Seperti ada kupu-kupu berterbangan di perut Diandra. Kupu-kupu yang selalu ia tahan-tahan untuk tidak terbang semua karena sesungguhnya, Diandra menanti hari ini. Hari dimana Juna menembaknya. Karena mereka sudah cukup lama dekat. Perlakuan lembut Juna padanya, pesan-pesan yang ia terima, dan kini terlaksana sudah. Seribu kupu-kupu itu menari dengan gembira.

Juna meraih jemari Diandra dan menggenggamnya di bawah meja perpus, mengintip sana-sini takut ada yang melihat padahal mah perpus masih sepi. Lantas dia memandang tepat di manik mata Diandra dengan tenang, tapi jejak penuh harap juga terpatri disana.

"Boleh?"

Diandra menunduk, tersipu-sipu. Semenit kemudian, dia meremas jemari Juna. Malu-malu dia melirik Juna lalu tersenyum kikuk.

"Boleh kok."

Juna tersenyum lepas. Menampakkan gigi-gigi putihnya. Mengusap puncak kepala pacar barunya itu. Kalau nanti sudah bukan di tempat umum, Juna pasti akan memeluk Diandra karena kepalang bahagia.

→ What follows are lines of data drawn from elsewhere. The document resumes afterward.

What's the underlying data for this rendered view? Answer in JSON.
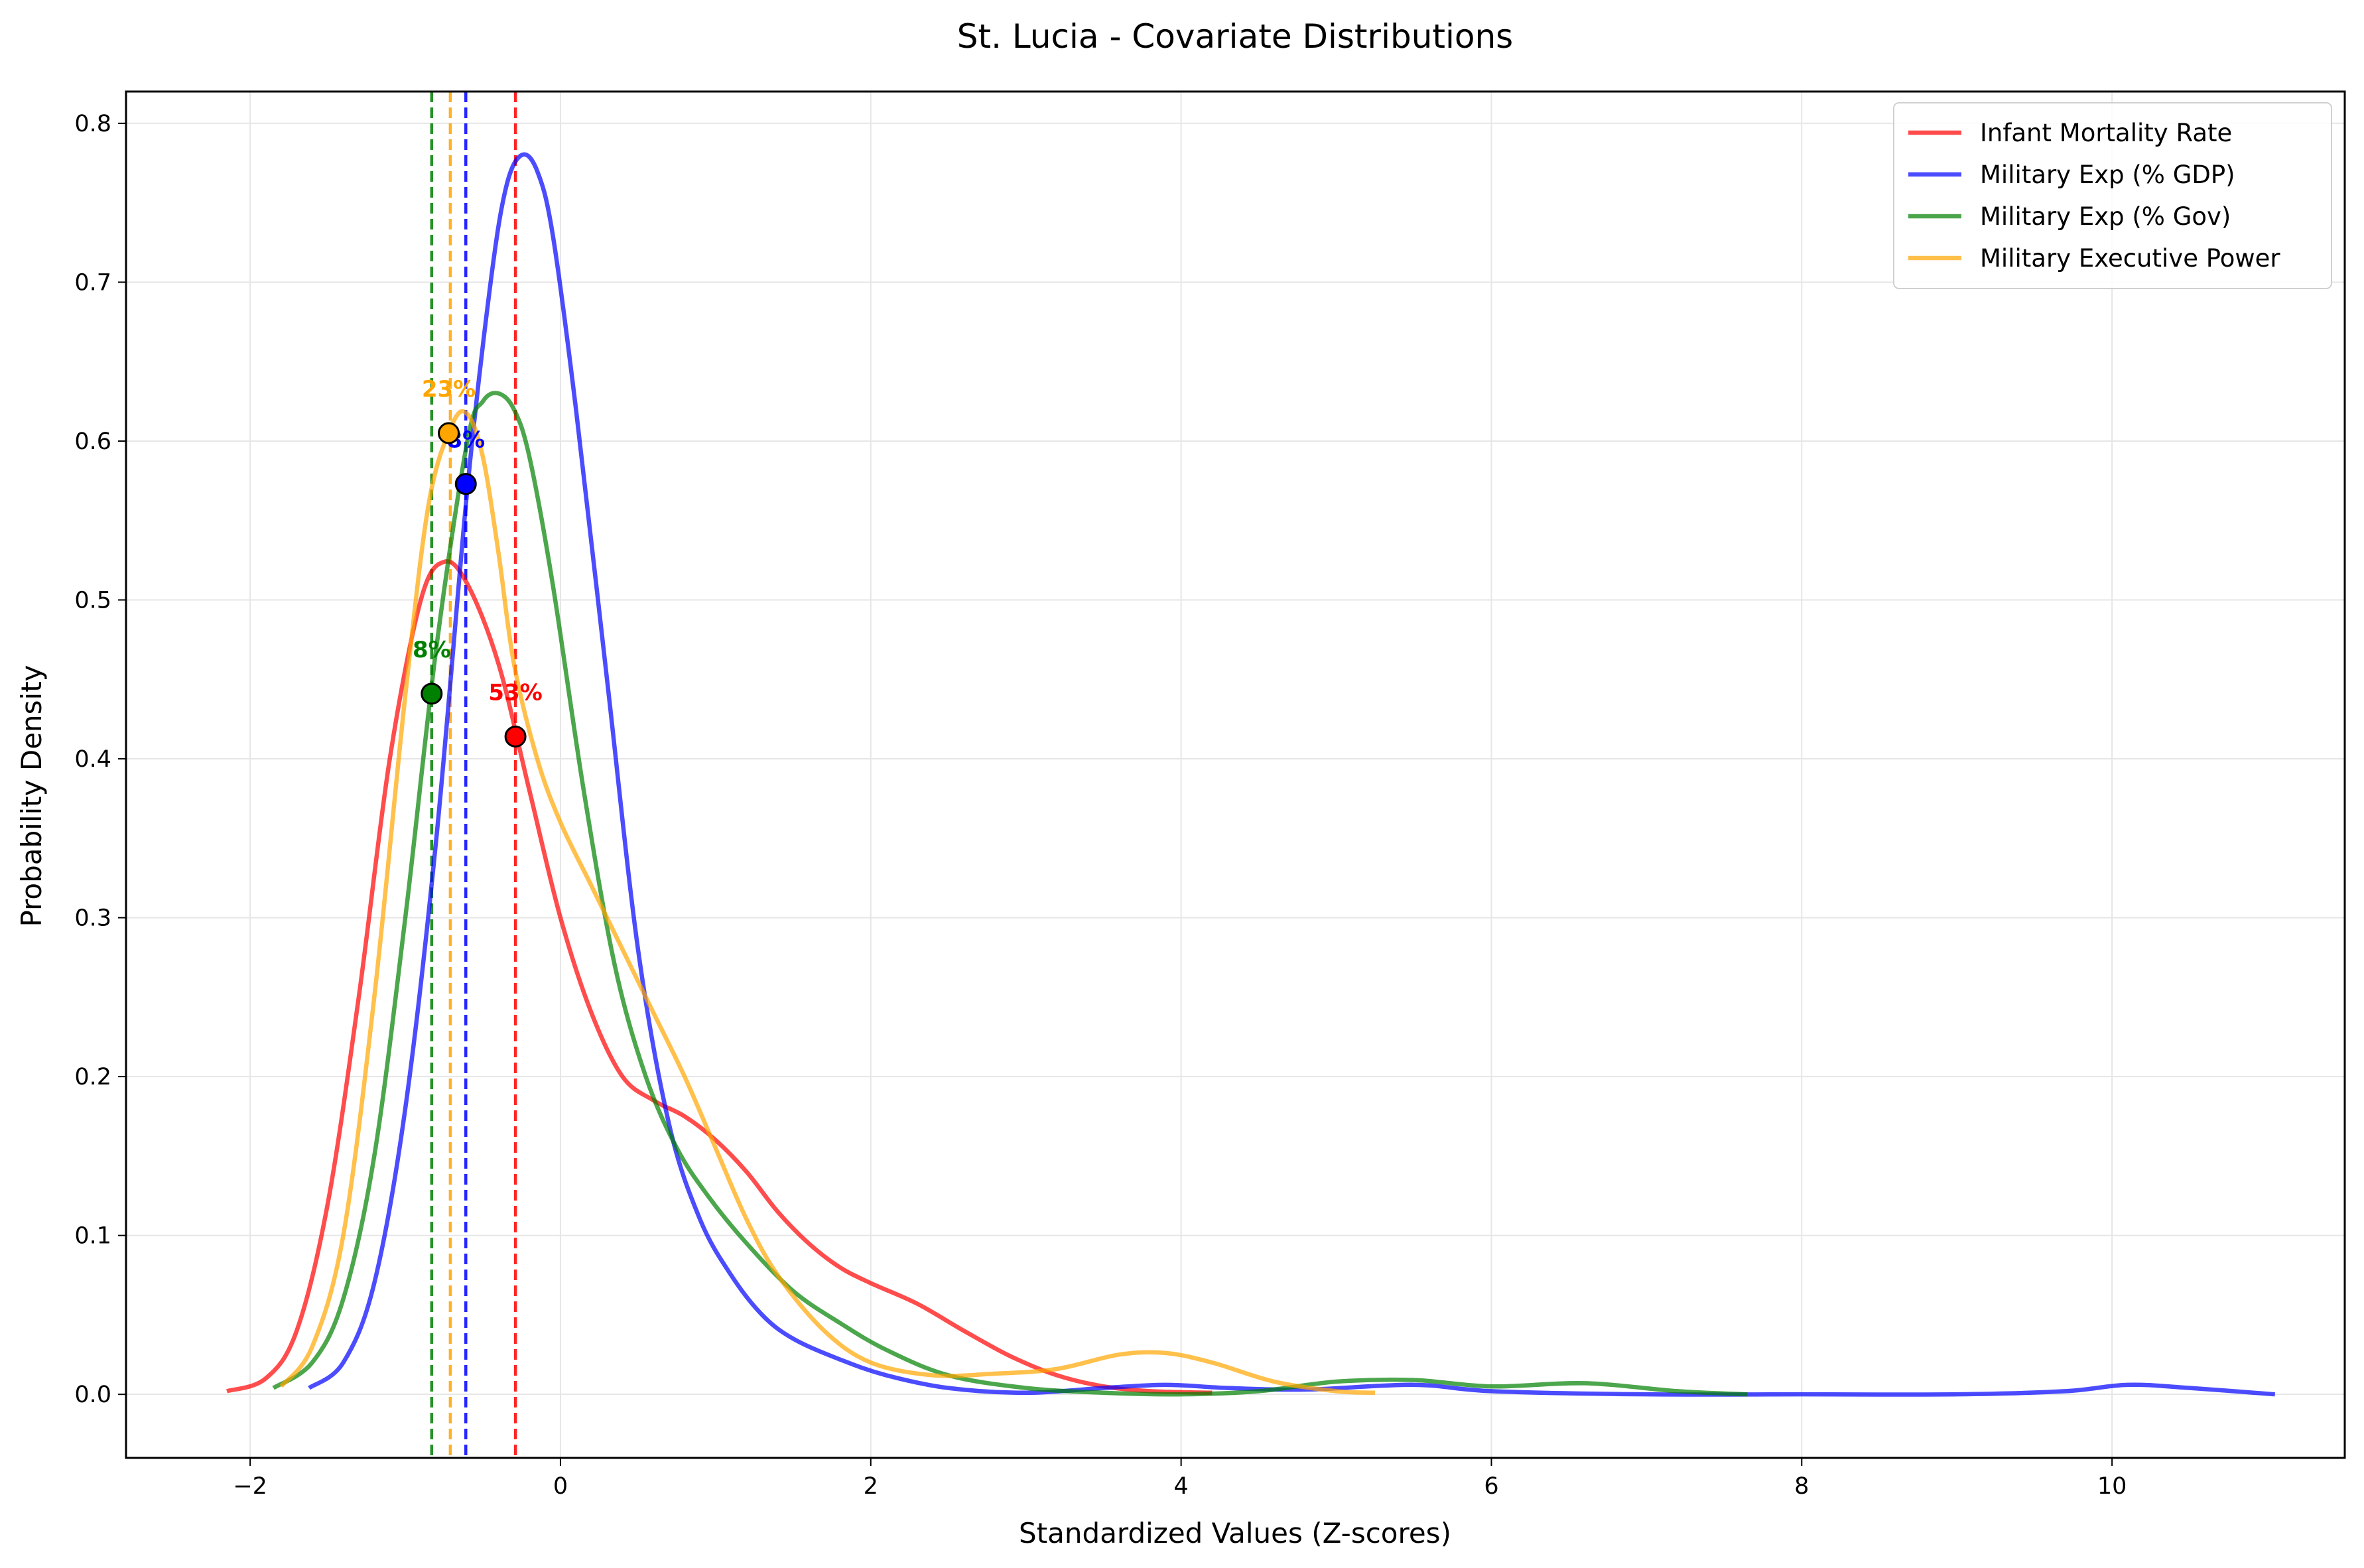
{
  "chart_data": {
    "type": "line",
    "title": "St. Lucia - Covariate Distributions",
    "xlabel": "Standardized Values (Z-scores)",
    "ylabel": "Probability Density",
    "xlim": [
      -2.8,
      11.5
    ],
    "ylim": [
      -0.04,
      0.82
    ],
    "xticks": [
      -2,
      0,
      2,
      4,
      6,
      8,
      10
    ],
    "xtick_labels": [
      "−2",
      "0",
      "2",
      "4",
      "6",
      "8",
      "10"
    ],
    "yticks": [
      0.0,
      0.1,
      0.2,
      0.3,
      0.4,
      0.5,
      0.6,
      0.7,
      0.8
    ],
    "ytick_labels": [
      "0.0",
      "0.1",
      "0.2",
      "0.3",
      "0.4",
      "0.5",
      "0.6",
      "0.7",
      "0.8"
    ],
    "grid": true,
    "legend_position": "top-right",
    "series": [
      {
        "name": "Infant Mortality Rate",
        "color": "#ff0000",
        "x": [
          -2.15,
          -1.9,
          -1.7,
          -1.5,
          -1.3,
          -1.1,
          -0.9,
          -0.75,
          -0.6,
          -0.4,
          -0.2,
          0.0,
          0.2,
          0.4,
          0.6,
          0.8,
          1.0,
          1.2,
          1.4,
          1.6,
          1.8,
          2.0,
          2.3,
          2.6,
          2.9,
          3.2,
          3.5,
          3.8,
          4.2
        ],
        "y": [
          0.002,
          0.01,
          0.04,
          0.12,
          0.25,
          0.4,
          0.5,
          0.524,
          0.51,
          0.46,
          0.38,
          0.3,
          0.24,
          0.2,
          0.185,
          0.175,
          0.16,
          0.14,
          0.115,
          0.095,
          0.08,
          0.07,
          0.057,
          0.04,
          0.024,
          0.012,
          0.005,
          0.002,
          0.001
        ],
        "marker": {
          "x": -0.29,
          "y": 0.414,
          "label": "53%"
        }
      },
      {
        "name": "Military Exp (% GDP)",
        "color": "#0000ff",
        "x": [
          -1.62,
          -1.4,
          -1.2,
          -1.0,
          -0.8,
          -0.6,
          -0.45,
          -0.35,
          -0.25,
          -0.15,
          -0.05,
          0.1,
          0.3,
          0.5,
          0.7,
          0.9,
          1.1,
          1.3,
          1.5,
          1.8,
          2.1,
          2.5,
          3.0,
          3.5,
          3.9,
          4.3,
          4.8,
          5.5,
          6.0,
          7.0,
          8.0,
          9.0,
          9.7,
          10.1,
          10.5,
          11.05
        ],
        "y": [
          0.004,
          0.02,
          0.07,
          0.18,
          0.35,
          0.57,
          0.7,
          0.76,
          0.78,
          0.77,
          0.73,
          0.62,
          0.45,
          0.28,
          0.17,
          0.11,
          0.075,
          0.05,
          0.035,
          0.022,
          0.012,
          0.004,
          0.001,
          0.004,
          0.006,
          0.004,
          0.003,
          0.006,
          0.002,
          0.0,
          0.0,
          0.0,
          0.002,
          0.006,
          0.004,
          0.0
        ],
        "marker": {
          "x": -0.61,
          "y": 0.573,
          "label": "8%"
        }
      },
      {
        "name": "Military Exp (% Gov)",
        "color": "#008000",
        "x": [
          -1.85,
          -1.6,
          -1.4,
          -1.2,
          -1.0,
          -0.8,
          -0.6,
          -0.5,
          -0.4,
          -0.3,
          -0.2,
          -0.05,
          0.15,
          0.35,
          0.55,
          0.75,
          0.95,
          1.2,
          1.5,
          1.8,
          2.1,
          2.5,
          3.0,
          3.5,
          4.0,
          4.5,
          5.0,
          5.5,
          6.0,
          6.6,
          7.2,
          7.65
        ],
        "y": [
          0.004,
          0.02,
          0.06,
          0.15,
          0.3,
          0.47,
          0.6,
          0.625,
          0.63,
          0.62,
          0.59,
          0.51,
          0.38,
          0.27,
          0.2,
          0.155,
          0.125,
          0.095,
          0.065,
          0.045,
          0.028,
          0.012,
          0.004,
          0.001,
          0.0,
          0.002,
          0.008,
          0.009,
          0.005,
          0.007,
          0.002,
          0.0
        ]
      },
      {
        "name": "Military Executive Power",
        "color": "#ffa500",
        "x": [
          -1.8,
          -1.6,
          -1.4,
          -1.2,
          -1.0,
          -0.85,
          -0.7,
          -0.6,
          -0.5,
          -0.4,
          -0.3,
          -0.15,
          0.0,
          0.2,
          0.4,
          0.6,
          0.8,
          1.0,
          1.2,
          1.4,
          1.7,
          2.0,
          2.4,
          2.8,
          3.2,
          3.6,
          3.9,
          4.2,
          4.6,
          5.0,
          5.25
        ],
        "y": [
          0.005,
          0.03,
          0.1,
          0.25,
          0.44,
          0.56,
          0.61,
          0.617,
          0.59,
          0.53,
          0.46,
          0.4,
          0.36,
          0.32,
          0.28,
          0.24,
          0.2,
          0.155,
          0.11,
          0.075,
          0.04,
          0.02,
          0.012,
          0.013,
          0.016,
          0.025,
          0.026,
          0.02,
          0.008,
          0.002,
          0.001
        ],
        "marker": {
          "x": -0.72,
          "y": 0.605,
          "label": "23%"
        }
      }
    ],
    "vlines": [
      {
        "x": -0.29,
        "color": "#ff0000",
        "series": "Infant Mortality Rate"
      },
      {
        "x": -0.61,
        "color": "#0000ff",
        "series": "Military Exp (% GDP)"
      },
      {
        "x": -0.83,
        "color": "#008000",
        "series": "Military Exp (% Gov)"
      },
      {
        "x": -0.71,
        "color": "#ffa500",
        "series": "Military Executive Power"
      }
    ],
    "green_marker": {
      "x": -0.83,
      "y": 0.441,
      "label": "8%"
    }
  }
}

Juna berjanji, dia akan mendampingi Diandra. Sampai suatu hari Juna melihat dimana Diandra menjadi dokter yang hebat. Memakai jas putih keren, memasang stetoskop di telinganya. Walaupun mereka masih anak bau kencur, tapi harapan itu dipupuk saat ini oleh Juna. Karena itu impian Juna. Tidak ada salahnya.

Dan Diandra juga melakukan hal yang sama. Dia akan terus di sisi Juna, menemani Juna. Supaya Juna juga terus menemaninya. Sampai kapanpun.

-FIN-

***

A/N : Yuhuu selesai sudah Juna dan Diandra. Jangan minta extra part deh nggak tahu bikin yang kudu gimana lagi. Kecepetan? Dari dulu udah bikin endingnya bakal gini lho hehe. Epilognya ini balik ke zaman jahiliyah pas mereka masih sekolah ya. Kaya mendadak pengen nostalgia dimana mereka pertama kali pacaran. Udah ada janji di dalam hati bakal begini,eh kesampaian kalau jodoh mah gak kemana ;)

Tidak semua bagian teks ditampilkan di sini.